The chip also features a general-purpose processor that can be used in conjunction with the dedicated circuitry to execute other elliptic-curve-based security protocols. But it can be powered down when not in use, so it doesn’t compromise the chip’s energy efficiency.

Simple TENG
Researchers at the Chinese Academy of Science and the University at Buffalo propose a new construction for a triboelectric nanogenerator they say is cost effective and easy to manufacture.

The device consists of two thin layers of gold, with polydimethylsiloxane (also called PDMS, a silicon-based polymer used in contact lenses, Silly Putty and other products) sandwiched in between.

One layer of gold is stretched, causing it to crumple upon release and create what looks like a miniature mountain range. When that force is reapplied, for example from a finger bending, the motion leads to friction between the gold layers and PDMS.

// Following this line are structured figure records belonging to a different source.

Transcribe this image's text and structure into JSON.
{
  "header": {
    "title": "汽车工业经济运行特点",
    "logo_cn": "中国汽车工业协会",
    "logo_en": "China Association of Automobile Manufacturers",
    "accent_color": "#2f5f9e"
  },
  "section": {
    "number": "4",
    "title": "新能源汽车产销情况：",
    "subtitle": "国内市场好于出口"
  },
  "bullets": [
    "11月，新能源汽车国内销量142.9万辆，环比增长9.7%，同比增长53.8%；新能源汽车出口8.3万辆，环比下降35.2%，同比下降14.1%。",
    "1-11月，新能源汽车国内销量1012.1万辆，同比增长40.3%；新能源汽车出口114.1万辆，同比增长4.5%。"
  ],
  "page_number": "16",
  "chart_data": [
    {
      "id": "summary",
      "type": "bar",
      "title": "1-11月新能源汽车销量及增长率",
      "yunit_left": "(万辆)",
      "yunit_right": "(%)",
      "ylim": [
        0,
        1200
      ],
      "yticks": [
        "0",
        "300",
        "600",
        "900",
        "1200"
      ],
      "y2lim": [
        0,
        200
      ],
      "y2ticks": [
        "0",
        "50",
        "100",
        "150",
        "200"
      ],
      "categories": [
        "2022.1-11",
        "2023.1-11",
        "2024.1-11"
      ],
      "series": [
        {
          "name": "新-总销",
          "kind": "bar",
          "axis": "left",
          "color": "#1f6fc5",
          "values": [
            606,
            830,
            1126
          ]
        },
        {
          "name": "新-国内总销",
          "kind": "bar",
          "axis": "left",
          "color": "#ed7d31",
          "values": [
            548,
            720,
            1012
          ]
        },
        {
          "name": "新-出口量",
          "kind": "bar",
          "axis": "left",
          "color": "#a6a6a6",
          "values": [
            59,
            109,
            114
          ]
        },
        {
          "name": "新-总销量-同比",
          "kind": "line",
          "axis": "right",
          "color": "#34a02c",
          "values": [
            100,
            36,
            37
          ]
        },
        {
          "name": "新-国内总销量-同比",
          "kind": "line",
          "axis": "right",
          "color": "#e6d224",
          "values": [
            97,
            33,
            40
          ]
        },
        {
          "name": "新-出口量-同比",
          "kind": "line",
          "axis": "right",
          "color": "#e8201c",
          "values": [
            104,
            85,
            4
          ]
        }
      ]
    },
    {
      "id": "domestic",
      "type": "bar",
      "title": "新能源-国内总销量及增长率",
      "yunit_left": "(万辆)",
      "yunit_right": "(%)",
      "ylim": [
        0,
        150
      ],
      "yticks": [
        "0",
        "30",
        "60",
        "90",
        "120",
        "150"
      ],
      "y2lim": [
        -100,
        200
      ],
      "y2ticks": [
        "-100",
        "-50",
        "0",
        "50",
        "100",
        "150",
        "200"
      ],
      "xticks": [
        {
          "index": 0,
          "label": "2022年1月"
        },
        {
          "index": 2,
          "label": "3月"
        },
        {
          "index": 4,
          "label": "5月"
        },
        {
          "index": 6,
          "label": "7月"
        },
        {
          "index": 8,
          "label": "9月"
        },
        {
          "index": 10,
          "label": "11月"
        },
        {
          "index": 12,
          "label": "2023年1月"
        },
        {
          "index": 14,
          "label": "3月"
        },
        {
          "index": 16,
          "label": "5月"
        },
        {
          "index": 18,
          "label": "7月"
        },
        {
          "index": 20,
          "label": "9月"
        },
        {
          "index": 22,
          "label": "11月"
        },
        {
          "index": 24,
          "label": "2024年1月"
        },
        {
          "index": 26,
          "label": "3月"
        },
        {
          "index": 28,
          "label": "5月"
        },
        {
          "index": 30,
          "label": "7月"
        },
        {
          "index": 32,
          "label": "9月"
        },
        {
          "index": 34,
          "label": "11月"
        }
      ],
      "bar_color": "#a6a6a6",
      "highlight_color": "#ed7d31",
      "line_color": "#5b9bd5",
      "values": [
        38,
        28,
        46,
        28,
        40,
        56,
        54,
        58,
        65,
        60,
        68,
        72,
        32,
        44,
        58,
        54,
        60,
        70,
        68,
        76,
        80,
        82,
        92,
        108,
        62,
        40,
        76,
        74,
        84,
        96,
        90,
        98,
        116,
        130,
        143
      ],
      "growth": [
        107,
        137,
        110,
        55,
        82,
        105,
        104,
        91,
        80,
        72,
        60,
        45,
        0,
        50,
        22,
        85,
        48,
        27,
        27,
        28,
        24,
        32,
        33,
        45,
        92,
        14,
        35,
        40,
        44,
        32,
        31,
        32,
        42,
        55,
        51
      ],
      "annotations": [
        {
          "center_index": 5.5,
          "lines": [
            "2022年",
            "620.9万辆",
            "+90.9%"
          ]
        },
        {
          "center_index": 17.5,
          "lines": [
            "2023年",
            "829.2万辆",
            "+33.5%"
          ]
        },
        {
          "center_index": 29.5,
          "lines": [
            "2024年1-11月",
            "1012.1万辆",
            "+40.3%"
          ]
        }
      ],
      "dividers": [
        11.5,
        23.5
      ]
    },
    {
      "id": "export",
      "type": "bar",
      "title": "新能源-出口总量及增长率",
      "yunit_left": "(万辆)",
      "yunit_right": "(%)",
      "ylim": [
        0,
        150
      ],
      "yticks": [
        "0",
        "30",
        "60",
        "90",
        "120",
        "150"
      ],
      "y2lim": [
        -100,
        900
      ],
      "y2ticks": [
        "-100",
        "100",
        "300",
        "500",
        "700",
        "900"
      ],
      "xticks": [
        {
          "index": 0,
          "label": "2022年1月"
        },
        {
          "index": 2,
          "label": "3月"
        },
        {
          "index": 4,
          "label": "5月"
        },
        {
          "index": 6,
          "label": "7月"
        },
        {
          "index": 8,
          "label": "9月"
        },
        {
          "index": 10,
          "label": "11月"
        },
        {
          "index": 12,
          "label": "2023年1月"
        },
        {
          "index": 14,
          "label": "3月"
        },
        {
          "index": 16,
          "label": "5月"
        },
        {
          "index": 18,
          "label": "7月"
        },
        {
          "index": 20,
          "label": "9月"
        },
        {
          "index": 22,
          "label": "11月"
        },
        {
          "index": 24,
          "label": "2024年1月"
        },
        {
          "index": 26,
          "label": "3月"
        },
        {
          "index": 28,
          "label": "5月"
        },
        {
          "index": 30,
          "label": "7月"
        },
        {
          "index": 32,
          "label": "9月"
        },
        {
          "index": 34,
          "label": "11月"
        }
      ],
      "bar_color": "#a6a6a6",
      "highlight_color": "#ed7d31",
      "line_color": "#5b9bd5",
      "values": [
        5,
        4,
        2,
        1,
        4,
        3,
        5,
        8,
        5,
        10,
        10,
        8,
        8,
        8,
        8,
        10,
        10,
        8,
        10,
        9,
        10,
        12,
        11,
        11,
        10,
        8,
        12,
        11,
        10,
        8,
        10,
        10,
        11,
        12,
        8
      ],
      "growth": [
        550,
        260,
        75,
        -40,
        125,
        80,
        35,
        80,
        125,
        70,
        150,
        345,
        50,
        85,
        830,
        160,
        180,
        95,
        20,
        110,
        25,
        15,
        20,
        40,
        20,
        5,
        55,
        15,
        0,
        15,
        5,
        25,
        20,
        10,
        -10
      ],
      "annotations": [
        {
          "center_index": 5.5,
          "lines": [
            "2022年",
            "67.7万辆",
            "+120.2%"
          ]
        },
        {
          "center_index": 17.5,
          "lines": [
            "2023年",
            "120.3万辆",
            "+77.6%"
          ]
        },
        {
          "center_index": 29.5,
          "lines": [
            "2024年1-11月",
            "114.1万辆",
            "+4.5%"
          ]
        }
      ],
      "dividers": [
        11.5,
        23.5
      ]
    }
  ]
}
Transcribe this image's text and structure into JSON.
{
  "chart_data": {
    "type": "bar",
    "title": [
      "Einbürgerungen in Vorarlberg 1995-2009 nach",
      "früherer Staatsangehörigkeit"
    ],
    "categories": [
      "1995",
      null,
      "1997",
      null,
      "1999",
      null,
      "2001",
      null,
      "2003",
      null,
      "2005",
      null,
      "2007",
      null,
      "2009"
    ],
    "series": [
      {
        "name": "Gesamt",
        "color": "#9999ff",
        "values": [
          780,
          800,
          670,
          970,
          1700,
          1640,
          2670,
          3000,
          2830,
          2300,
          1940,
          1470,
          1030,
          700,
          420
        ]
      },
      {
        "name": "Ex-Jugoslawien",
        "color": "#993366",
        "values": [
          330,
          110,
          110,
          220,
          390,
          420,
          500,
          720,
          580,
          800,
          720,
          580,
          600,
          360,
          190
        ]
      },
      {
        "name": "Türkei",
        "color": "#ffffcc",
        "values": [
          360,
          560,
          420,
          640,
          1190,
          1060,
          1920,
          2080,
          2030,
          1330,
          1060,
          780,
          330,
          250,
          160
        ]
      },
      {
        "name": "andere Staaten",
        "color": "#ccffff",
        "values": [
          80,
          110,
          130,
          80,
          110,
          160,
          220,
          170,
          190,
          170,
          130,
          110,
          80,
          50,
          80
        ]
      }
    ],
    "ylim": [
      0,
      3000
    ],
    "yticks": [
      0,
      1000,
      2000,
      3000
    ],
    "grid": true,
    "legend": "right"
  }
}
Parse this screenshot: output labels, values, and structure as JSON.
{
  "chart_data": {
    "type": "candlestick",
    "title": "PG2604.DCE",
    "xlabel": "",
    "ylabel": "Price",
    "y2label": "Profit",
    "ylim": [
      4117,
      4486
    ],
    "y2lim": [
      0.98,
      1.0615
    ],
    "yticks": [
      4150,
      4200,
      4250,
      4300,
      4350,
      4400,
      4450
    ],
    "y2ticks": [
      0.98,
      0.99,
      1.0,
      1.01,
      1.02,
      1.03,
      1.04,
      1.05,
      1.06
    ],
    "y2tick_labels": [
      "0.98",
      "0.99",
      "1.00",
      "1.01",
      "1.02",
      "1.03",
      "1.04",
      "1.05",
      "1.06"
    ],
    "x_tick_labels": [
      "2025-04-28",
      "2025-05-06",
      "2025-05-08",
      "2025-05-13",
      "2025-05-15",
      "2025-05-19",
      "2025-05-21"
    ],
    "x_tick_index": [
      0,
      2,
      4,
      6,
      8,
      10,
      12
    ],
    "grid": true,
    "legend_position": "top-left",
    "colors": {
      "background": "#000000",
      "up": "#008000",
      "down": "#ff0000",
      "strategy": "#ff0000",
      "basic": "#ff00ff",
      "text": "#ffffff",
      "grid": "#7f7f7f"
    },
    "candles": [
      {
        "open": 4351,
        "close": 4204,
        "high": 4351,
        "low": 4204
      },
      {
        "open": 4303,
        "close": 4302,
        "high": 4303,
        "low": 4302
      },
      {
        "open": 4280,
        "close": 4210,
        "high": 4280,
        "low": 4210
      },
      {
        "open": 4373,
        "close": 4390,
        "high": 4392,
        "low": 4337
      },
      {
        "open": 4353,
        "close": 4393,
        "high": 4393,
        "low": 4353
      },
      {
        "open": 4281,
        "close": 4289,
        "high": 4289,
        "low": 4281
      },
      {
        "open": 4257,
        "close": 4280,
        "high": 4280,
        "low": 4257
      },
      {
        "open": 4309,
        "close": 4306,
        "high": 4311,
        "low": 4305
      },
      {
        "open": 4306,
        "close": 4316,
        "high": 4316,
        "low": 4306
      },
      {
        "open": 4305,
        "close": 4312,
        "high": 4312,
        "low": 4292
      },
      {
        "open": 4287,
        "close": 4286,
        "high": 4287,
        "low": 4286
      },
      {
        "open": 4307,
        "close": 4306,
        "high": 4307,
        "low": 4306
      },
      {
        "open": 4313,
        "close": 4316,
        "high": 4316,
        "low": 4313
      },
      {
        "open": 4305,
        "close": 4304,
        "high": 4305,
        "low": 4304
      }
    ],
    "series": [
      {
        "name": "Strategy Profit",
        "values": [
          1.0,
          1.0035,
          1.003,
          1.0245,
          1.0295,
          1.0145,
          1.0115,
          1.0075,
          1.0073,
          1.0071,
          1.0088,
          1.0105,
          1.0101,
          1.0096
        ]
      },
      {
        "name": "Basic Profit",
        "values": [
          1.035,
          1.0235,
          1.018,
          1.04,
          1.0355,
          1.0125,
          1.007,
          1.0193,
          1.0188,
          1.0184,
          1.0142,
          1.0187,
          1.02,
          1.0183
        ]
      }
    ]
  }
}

A prototype of the triboelectric nanogenerator. (Source: Nano Energy)

“This causes electrons to flow back and forth between the gold layers. The more friction, the greater the amount of power is produced,” said Yun Xu, a professor at the Institute of Semiconductors at CAS.

The team created a small tab of the material, 1.5cm long by 1cm wide. It delivered a maximum voltage of 124 volts, a maximum current of 10 microamps and a maximum power density of 0.22 millwatts per square centimeter. While it’s not enough to quickly charge a smartphone, it lit 48 red LED lights simultaneously.

The team is working on improving the performance of the TENG and plans to use larger pieces of gold, which when stretched and folded together are expected to deliver more electricity. They are also working on developing a portable battery to store energy produced by the tab.

Heat into energy
Researchers at the University of Tsukuba and the National Institute of Technology, Gunma College developed a new kind of thermoelectric system that can harness small energy differences at low temperatures.

Thermoelectric devices can change heat energy into electricity, and vice versa. But to capture energy from heat efficiently, these devices typically need to work at high temperatures with a large temperature difference.

“Thermoelectric batteries, like ours, have been proposed before but those have been based on liquid-based cells, which are impractical for real-world applications. We created a thin-film device that operates on the same principle but with two types of solid redox materials that produce a change in the potential difference in the cell over a heating and cooling cycle,” said Takayuki Shibata of Gunma.

In the device, which utilizes two different analogs of the Prussian blue pigment, changing the temperature alters the ability of different layers in the device to hold onto electrons. If one layer has a greater affinity for electrons that another, this creates a potential difference. The flow of electrons from one layer to the other can then be harnessed to do work as the cell is discharged, in the same way that a normal battery works.

The researchers tested their devices for harvesting waste heat energy near room temperature. Their device produced an electrical energy of 2.3 meV per heat cycle between around 25 and 50 degrees Celsius. This result reflected an efficiency of around 1.0%, although the theoretical maximum for this device should be around 8.7%.

“We have shown that solid-state thermoelectric batteries are viable and our film deposition method could be extended to large areas,” said Yutaka Moritomo, a professor at the University of Tsukuba. “This technology offers realistic prospects for large-scale heat energy recovery, which could be help a range of industries become more efficient.”

The team plans to work on improving the thermoelectric battery by optimizing the anode and cathode materials.